RENEE MONTAGNE, host:
And I'm Renee Montagne.
India has dispatched a senior envoy across the border to Katmandu, the Nepalese capital, to meet with country's embattled King. Two weeks of protests against the monarch have plunged Nepal into crisis, and there's increasing international pressure for the king to surrender the absolute power he seized 15 months ago and restore multi-party democracy.
NPR's Philip Reeves reports from Katmandu.
PHILIP REEVES reporting:
(Soundbite of bell ringing)
REEVES: Amid a city of temples and alleyways, the king's palace stands out on the landscape like a fortress. The monarch within is a man under siege. Gyanendra seized absolute power early last year, sacking the prime minister and his government, because he said they failed to tackle a rebellion by Maoist insurgents in which thousands have died.
Since then, thousands of his opponents have been jailed. Pressure to give up direct rule is coming from many quarters, from the country's political parties, Maoist insurgents, human rights groups, the United States, Europe, and his giant neighbor India. Yet his opponents aren't certain how he will respond.
Ashin Kaki(ph), head of an umbrella group of Nepali non-governmental organizations, has met the king several times.
Mr. ASHIN KAKI (Activist, Nepal): He doesn't listen to anybody. From the very beginning, publicly, he told us that I'm not like my brother. I have my one road map and I want to implement this. And many people think that he was planning this for a long time.
REEVES: The brother is King Birendra. Nearly five years ago, Birendra and much of the rest of the royal family was murdered by his own son, the crowned prince, who, in a drunken rage, then killed himself. As next in line, Gyanendra, a businessman with interests in tobacco, tourism and gambling, stepped in and dawned the crown of peacock feathers. Since then Nepalis have been trying to figure out the monarch. Ashin Kaki, again.
Mr. ASHIN KAKI: It is very difficult to predict the king's mentality at the moment because it's not only me, but everybody who met king very recently say that they fail to understand his mindset. But the kind of movement going on there at this moment is qualitatively, and quantitatively different than it used to be in the past.
(Soundbite of protestors chanting)
REEVES: Not so long ago a crowd chanting slogans against the Nepali king would have been unimaginable. Nepal's exotic monarchs were revered and considered by some as incarnations of a Hindu deity. But now Gyanendra's critics, including Kaki speak out with increasing boldness.
Mr. ASHIN KAKI: Every section of Nepalese society are against the king's rule at this moment. Forget about the others human rights (unintelligible), civil society, political party, but also civil servant has started to really demonstrate against the king's rule.
REEVES: The king says he has a roadmap for restoring a constitutional monarchy and wants to hold elections.
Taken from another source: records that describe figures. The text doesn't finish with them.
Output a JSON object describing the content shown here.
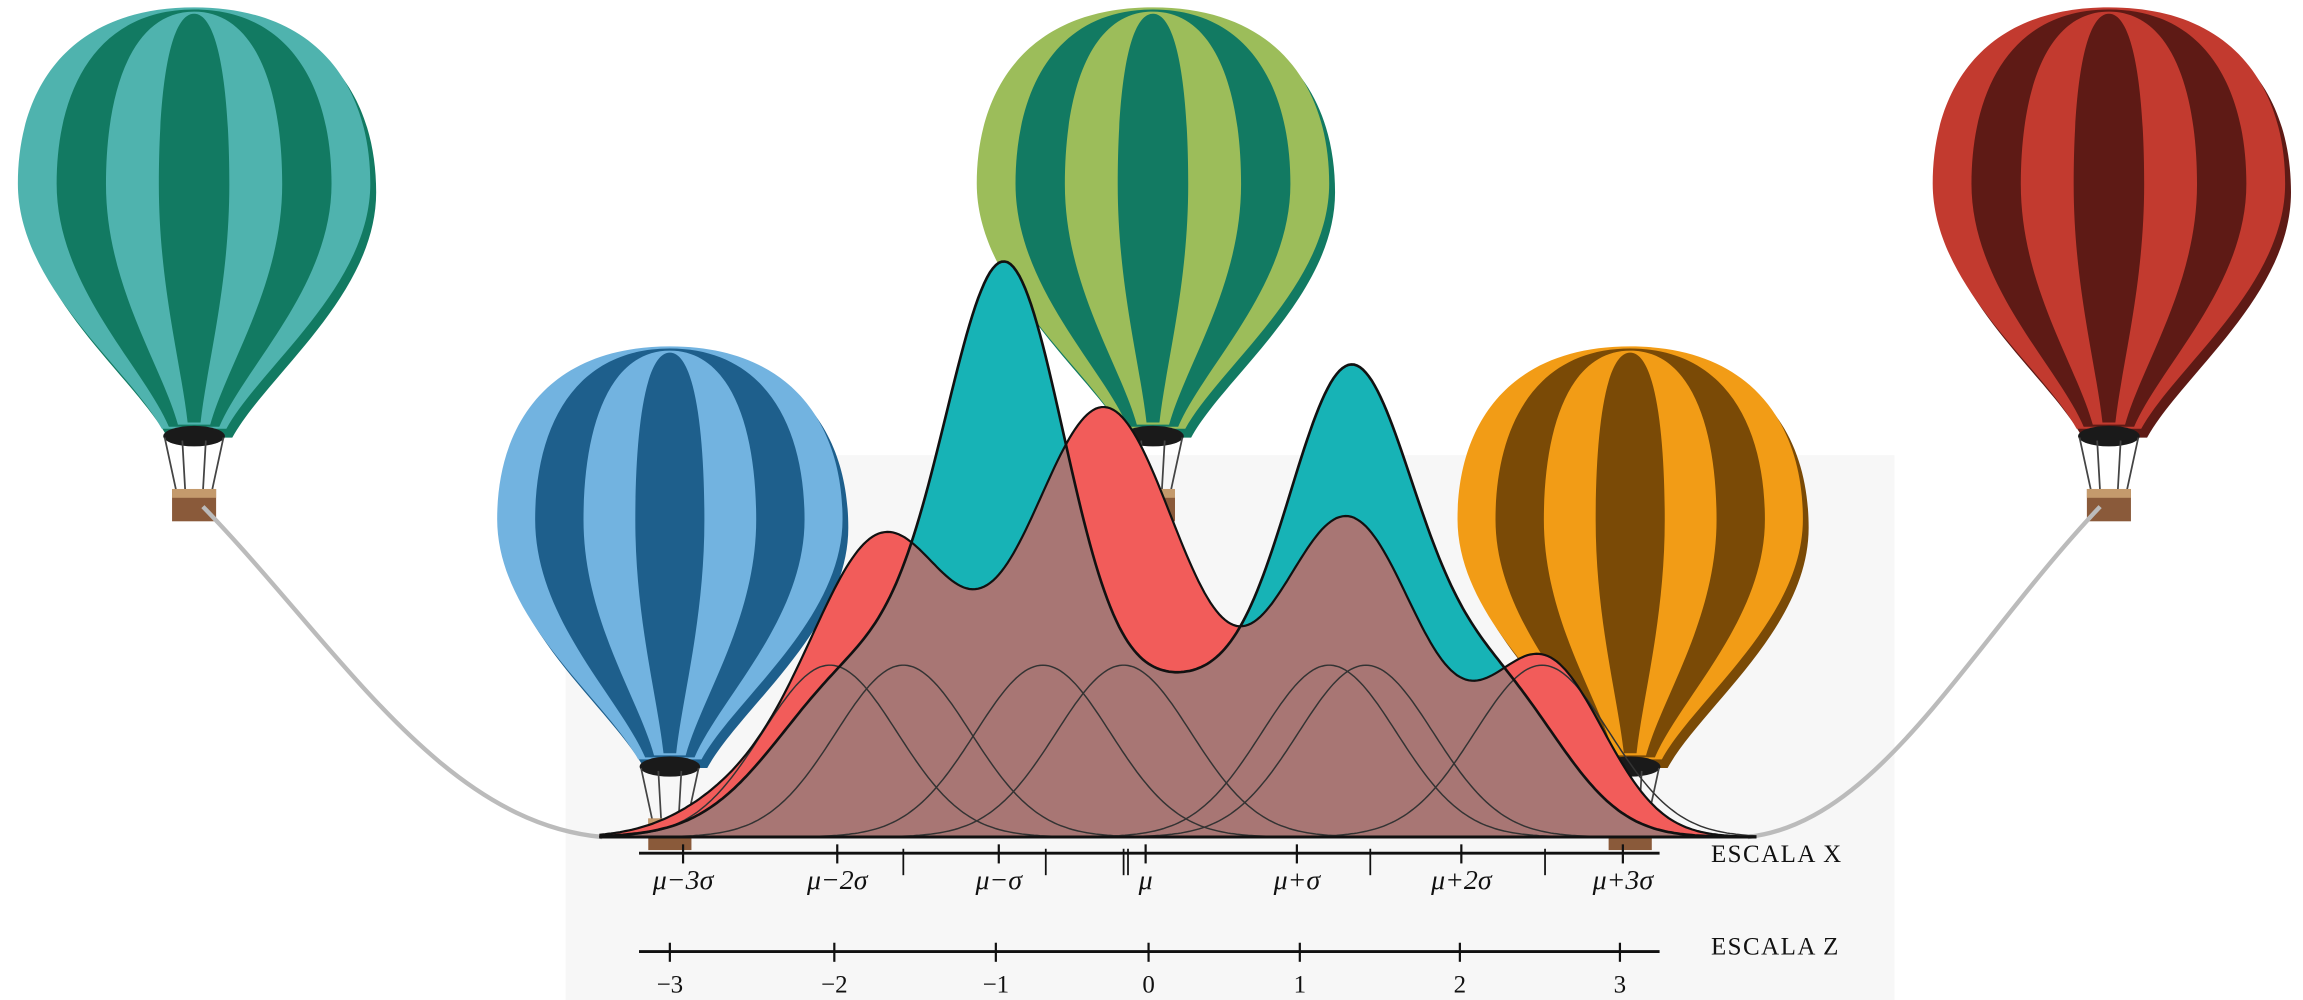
{
  "x_scale": {
    "label": "ESCALA X",
    "ticks": [
      "μ−3σ",
      "μ−2σ",
      "μ−σ",
      "μ",
      "μ+σ",
      "μ+2σ",
      "μ+3σ"
    ]
  },
  "z_scale": {
    "label": "ESCALA Z",
    "ticks": [
      "−3",
      "−2",
      "−1",
      "0",
      "1",
      "2",
      "3"
    ]
  }
}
But Subob Jakaro(ph), a leading human right activist, says the King opponents don't accept this plan.
Mr. SUBOB JAKARO (Human Rights Activist): The essence of that roadmap is to hold election, then to found the Parliament, the regime. But the question is that whether his regime is constitutional or not. If unconstitutional regime holds the election, how can be the byproduct be constitutional?
REEVES: Sher Bahadur Deuba, the prime minister sacked by the king last year, doesn't believe in the roadmap either. He was recently released after nine months in detention. He believes the king has no desire to create a genuine democracy.
Mr. SHER BAHADUR DEUBA (Former Prime Minister, Nepal): I don't think so.
REEVES: And Deuba says he knows what that means.
DEUBA: More struggle. More crisis. More defiance.
REEVES: Philip Reeves, NPR News Katmandu.